We have to give a keen look to all of Afrika from Mali to Somali, Central Africa to South Africa and keep searching for the key to uniting the continent in focusing on economic growth and greater success for all the people. ANC was lucky to have Mandela. His outlook, his appreciation of power and his leadership are needed today. We must climb to the peak of leadership in Afrika. Much has been gained in many countries there is room for change. South Afrika and Kenya are examples of that.

And yes we do need one another as a continent because whether we like it or not our people are strewn across borders due to how Africa was divided in Brussels and roads, and railways seas, lakes and rivers unite us. See how Tanzania, Malawi and Mozambique need Lake Tanzania. Landlocked country economies go down when ports are inaccessible due to war or unrest.  What if our governments learned to spread goodness, respect justice and not be bitter over old feuds? Well, we do seem to unite for some things and what sadly seems to be the case is that our elected leaders unite and lobby much more for their power bases to keep strong than for the people to get justice.  Recently elected president of Malawi Joyce Banda refused to host an AU meeting in her country if the ICC indicted president Omar Al Bashir was to attend.

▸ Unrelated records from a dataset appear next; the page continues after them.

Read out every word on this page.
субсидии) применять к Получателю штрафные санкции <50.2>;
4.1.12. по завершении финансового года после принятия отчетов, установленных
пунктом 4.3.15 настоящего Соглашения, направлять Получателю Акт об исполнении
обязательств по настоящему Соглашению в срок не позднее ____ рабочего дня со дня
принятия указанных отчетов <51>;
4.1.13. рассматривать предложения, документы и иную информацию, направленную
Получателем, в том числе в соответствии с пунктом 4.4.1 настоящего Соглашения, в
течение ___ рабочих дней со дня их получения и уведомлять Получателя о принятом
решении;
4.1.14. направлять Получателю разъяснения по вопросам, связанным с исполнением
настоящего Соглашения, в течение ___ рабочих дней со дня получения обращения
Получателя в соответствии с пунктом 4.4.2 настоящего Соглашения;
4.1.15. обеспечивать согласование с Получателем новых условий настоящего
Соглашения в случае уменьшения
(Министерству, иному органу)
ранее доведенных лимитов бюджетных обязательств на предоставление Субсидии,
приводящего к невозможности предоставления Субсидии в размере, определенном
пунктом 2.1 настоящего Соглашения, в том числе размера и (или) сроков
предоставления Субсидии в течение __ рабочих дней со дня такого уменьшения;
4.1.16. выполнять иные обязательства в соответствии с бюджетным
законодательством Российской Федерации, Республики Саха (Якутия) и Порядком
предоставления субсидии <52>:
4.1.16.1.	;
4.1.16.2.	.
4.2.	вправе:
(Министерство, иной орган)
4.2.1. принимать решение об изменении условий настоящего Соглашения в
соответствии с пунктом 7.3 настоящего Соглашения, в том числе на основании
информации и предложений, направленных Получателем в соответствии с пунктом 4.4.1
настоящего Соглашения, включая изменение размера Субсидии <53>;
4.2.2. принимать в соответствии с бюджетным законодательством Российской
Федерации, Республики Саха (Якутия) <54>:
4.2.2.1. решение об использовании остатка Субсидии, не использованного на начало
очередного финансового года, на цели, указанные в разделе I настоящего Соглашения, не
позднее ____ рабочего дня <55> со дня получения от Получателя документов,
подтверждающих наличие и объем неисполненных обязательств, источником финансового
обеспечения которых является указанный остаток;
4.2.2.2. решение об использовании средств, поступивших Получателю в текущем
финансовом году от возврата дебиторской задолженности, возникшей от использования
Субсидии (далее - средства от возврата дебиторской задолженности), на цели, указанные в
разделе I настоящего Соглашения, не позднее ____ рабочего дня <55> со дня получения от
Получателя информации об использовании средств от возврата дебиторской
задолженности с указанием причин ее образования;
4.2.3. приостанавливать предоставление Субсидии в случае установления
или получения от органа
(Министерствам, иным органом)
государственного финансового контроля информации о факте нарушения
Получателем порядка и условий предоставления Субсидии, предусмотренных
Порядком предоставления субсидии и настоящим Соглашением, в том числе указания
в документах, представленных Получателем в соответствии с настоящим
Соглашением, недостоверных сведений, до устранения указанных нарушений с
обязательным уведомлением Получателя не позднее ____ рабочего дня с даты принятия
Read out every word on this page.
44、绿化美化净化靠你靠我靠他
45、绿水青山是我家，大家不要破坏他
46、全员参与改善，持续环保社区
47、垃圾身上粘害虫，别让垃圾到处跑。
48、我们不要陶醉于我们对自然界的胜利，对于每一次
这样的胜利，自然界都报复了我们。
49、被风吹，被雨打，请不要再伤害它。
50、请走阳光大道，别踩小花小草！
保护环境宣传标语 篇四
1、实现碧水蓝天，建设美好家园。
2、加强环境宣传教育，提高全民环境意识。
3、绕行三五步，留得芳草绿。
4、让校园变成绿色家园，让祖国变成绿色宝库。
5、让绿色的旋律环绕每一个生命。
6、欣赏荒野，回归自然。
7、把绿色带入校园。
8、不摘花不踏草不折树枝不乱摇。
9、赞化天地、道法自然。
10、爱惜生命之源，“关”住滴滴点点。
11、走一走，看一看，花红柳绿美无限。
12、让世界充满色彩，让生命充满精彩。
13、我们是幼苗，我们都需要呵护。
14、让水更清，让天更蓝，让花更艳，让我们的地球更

She faced a lot of criticism but she followed the law as a signatory to the Rome Statute. Sadly the Kenyan government did the opposite in 2010 when Al Bashir was invited to Kenya. We could go on but this was about Mandela and through him, owning roots of goodness, our heroes, our philosophies and worthy convictions. Our history is full of greatness examples and who are we to opt to be so small trying to even say that Mandela is made for us? Has our wisdom vanished? Is De Klerk also a product of the West? Are the Dalai Lama, Aung San Syu Kyi, and Desmond Tutu? Well then if they are, and if justice especially from the ICC is from the West, what is left?  The life lessons from Mandela are valid for humanity and we should be glad to have shared the times in which he lived with him even if we never met Mandela.

I do not have to say that Mandela remains our hero and this blog celebrates him unreservedly and is so delighted he recovered well. Walk on Mandela! It is truly a long road to freedom! I still see you sparring with Jerry Moloi, yearning to be a boxer when you were stronger. You know better and have served well. Your attitude reminds me as the wise Indian saying goes that "We have not inherited this world from our ancestors, we have borrowed it from our children!" There is nothing contradictory in that. You worked like one who knew others must come. When we have put others behind in leadership in Afrika, we have to acknowledge that we have let Mandela down.